MEDAN | Waspada24.com – Bupati Karo, Brigjen Pol (Purn.) Dr. dr. Antonius Ginting, Sp.OG., M.Kes., didampingi Kepala Badan Keuangan dan Aset Daerah (BKAD) Kabupaten Karo, Sri Harmonista Br Kaban, ST, M.Eng., menghadiri Rapat Umum Pemegang Saham (RUPS) Tahunan Tahun Buku 2025 PT Bank Sumut. Acara digelar pada Senin (6/4/2026) di Aula Kantor Pusat Bank Sumut, Medan.
RUPS Tahunan ini membahas sejumlah agenda strategis, antara lain:
1. Pengesahan Laporan Keuangan PT Bank Sumut Tahun Buku 2025.
2. Penggunaan laba setelah pajak Tahun Buku 2025 serta rencana kerja untuk Tahun Buku 2026.
3. Penetapan dana Corporate Social Responsibility (CSR) beserta mekanisme penyalurannya.
4. Pemberian kewenangan kepada Dewan Komisaris PT Bank Sumut untuk menyetujui setoran modal Tahun Buku 2026.
5. Pemberian kewenangan kepada Dewan Komisaris untuk menunjuk Kantor Akuntan Publik (KAP) guna pelaksanaan general audit, review, dan/atau audit interim laporan keuangan PT Bank Sumut periode Tahun Buku 2026–2028.
6. Pembahasan terkait pengurus PT Bank Sumut (Perseroda).

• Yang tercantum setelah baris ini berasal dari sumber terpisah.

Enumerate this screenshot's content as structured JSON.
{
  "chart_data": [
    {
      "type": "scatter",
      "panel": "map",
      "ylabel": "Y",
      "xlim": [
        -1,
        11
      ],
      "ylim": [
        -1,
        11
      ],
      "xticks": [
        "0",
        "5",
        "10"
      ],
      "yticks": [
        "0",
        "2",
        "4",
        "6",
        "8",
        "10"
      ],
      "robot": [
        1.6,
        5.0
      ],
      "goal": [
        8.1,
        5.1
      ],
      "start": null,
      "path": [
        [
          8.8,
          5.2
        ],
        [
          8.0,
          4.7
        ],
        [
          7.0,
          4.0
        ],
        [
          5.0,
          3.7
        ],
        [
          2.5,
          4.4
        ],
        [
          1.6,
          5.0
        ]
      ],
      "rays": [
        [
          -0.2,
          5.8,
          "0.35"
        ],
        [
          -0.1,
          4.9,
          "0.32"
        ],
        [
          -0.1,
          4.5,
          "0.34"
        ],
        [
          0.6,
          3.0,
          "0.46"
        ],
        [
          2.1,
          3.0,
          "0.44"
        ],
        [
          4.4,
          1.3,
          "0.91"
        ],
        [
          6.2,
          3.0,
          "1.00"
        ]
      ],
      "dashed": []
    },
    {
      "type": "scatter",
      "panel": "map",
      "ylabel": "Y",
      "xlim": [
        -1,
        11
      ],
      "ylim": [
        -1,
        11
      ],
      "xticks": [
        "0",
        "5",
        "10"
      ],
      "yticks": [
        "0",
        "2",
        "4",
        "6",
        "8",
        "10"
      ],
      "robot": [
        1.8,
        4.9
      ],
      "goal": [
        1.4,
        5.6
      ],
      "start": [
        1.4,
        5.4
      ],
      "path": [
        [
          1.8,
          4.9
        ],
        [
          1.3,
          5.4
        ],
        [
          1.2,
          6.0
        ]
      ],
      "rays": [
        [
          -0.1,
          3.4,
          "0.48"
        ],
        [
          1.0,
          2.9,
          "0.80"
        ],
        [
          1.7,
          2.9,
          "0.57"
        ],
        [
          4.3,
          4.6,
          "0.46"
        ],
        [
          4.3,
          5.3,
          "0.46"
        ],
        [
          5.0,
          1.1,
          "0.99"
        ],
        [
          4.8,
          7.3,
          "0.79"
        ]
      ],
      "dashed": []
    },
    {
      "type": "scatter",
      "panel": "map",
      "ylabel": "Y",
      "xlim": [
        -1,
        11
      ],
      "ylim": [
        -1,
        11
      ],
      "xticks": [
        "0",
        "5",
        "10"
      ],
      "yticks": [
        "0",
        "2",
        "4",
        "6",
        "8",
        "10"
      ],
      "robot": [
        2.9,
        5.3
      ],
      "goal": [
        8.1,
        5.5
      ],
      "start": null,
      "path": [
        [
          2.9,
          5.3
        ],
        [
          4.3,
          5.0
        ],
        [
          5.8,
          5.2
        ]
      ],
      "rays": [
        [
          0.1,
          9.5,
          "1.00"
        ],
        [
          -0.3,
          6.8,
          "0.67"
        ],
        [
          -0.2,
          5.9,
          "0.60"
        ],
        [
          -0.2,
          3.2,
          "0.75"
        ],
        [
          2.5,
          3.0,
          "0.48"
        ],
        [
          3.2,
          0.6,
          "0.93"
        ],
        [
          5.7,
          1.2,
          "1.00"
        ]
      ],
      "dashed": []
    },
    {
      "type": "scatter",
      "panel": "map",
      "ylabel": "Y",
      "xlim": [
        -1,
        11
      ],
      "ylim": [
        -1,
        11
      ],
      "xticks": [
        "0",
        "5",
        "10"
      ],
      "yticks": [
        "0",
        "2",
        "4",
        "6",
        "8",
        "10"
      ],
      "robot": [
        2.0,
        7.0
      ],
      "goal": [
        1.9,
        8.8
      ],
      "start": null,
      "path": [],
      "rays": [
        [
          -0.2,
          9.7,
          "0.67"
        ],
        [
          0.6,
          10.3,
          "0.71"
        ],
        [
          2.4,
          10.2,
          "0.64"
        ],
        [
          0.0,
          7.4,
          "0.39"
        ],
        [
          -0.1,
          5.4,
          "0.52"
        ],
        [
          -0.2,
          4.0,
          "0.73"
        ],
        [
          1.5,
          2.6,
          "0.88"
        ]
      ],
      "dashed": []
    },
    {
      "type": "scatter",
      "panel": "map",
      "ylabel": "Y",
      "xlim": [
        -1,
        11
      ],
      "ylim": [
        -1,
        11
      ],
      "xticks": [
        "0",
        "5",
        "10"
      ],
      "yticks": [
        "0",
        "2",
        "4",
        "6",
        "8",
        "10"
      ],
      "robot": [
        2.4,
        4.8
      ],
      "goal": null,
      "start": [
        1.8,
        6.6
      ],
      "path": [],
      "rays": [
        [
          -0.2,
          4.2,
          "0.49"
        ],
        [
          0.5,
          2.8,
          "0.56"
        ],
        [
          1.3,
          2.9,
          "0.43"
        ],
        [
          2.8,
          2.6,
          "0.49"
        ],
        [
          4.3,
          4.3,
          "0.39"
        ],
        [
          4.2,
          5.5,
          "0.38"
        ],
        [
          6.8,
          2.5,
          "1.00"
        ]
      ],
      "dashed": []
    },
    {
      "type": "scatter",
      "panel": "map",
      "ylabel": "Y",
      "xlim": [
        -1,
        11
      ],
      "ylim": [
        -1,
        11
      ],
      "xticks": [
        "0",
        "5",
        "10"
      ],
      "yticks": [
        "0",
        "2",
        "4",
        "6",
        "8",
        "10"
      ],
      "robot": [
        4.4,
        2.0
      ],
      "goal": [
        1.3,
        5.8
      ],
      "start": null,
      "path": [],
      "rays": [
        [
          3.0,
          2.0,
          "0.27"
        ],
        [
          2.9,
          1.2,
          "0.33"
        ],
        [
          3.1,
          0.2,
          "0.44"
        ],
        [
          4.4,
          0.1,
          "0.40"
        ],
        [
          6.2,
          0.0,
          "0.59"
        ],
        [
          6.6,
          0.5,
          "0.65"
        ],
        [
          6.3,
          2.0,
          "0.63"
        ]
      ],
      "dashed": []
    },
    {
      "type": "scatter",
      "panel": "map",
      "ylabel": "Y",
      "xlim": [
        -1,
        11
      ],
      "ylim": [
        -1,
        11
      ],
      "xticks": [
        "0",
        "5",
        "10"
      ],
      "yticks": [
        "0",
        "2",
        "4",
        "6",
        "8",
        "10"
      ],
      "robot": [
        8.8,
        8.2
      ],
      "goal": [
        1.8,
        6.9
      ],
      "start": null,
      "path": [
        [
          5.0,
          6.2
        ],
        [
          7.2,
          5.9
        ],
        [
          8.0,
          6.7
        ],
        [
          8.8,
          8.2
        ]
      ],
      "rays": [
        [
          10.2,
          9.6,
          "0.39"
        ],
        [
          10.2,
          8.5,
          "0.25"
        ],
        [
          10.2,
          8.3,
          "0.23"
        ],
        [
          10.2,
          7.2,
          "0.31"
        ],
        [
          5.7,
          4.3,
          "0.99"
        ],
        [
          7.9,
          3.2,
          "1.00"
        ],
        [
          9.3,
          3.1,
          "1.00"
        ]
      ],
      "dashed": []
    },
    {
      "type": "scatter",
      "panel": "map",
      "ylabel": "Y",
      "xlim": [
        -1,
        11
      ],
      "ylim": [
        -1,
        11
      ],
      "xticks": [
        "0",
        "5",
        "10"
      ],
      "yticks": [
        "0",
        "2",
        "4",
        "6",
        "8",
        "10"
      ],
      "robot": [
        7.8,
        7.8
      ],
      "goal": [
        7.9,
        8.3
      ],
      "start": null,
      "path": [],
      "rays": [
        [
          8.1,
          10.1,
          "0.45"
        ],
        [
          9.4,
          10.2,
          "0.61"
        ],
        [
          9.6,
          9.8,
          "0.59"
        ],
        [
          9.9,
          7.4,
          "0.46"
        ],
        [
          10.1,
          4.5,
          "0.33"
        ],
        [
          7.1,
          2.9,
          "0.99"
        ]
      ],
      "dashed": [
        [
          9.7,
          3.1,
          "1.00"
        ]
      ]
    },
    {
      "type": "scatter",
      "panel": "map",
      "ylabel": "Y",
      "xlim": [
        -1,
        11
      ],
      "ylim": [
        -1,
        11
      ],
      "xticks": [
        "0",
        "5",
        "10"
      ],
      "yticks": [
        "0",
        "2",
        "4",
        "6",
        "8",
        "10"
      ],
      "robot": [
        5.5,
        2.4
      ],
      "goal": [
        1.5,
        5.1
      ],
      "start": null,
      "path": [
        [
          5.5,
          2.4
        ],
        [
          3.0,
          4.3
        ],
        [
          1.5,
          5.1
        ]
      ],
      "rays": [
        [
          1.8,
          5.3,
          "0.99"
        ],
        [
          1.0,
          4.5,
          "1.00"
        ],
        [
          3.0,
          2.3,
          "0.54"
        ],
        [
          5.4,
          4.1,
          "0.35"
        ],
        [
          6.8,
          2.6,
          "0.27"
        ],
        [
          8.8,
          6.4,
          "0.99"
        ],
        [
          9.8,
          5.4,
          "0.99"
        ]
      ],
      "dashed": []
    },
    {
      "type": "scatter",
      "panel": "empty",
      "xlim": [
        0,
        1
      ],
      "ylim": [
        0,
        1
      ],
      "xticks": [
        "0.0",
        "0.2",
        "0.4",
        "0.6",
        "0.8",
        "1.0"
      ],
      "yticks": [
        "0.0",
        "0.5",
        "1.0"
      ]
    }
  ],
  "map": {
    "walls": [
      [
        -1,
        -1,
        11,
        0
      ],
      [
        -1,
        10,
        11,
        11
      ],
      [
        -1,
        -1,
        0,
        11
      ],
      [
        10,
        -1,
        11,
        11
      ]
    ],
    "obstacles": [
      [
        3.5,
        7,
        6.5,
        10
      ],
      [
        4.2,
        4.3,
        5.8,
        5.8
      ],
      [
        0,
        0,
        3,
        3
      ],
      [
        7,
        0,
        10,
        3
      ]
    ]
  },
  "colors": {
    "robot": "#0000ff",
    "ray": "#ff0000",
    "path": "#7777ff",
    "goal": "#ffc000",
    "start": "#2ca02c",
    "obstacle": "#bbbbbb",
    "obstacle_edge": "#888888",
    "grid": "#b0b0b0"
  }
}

Gubernur Sumatera Utara, Muhammad Bobby Afif Nasution, menyampaikan bahwa kegiatan ini merupakan bentuk komitmen bersama pemerintah daerah dalam memperkuat peran Bank Sumut sebagai instrumen strategis pembangunan daerah.
“Ini adalah bentuk nyata komitmen bersama untuk memperkuat Bank Sumut sebagai instrumen strategis pembangunan daerah. Dari dividen yang dibagikan, 15 persen kami kembalikan sebagai setoran modal, dan kami dari provinsi juga menambah Rp100 miliar,” ujarnya.
Sementara itu, Direktur Utama PT Bank Sumut, Heru Mardiansyah, menegaskan bahwa keputusan yang diambil dalam RUPS menjadi momentum penting untuk memperkuat fundamental bisnis dan meningkatkan daya saing bank tersebut.
“Keputusan strategis ini mencerminkan kepercayaan dan komitmen kuat para pemegang saham terhadap kinerja Bank Sumut. Penguatan modal tidak hanya meningkatkan kapasitas usaha, tetapi juga secara langsung meningkatkan nilai investasi pemerintah daerah sebagai pemegang saham,” ujarnya.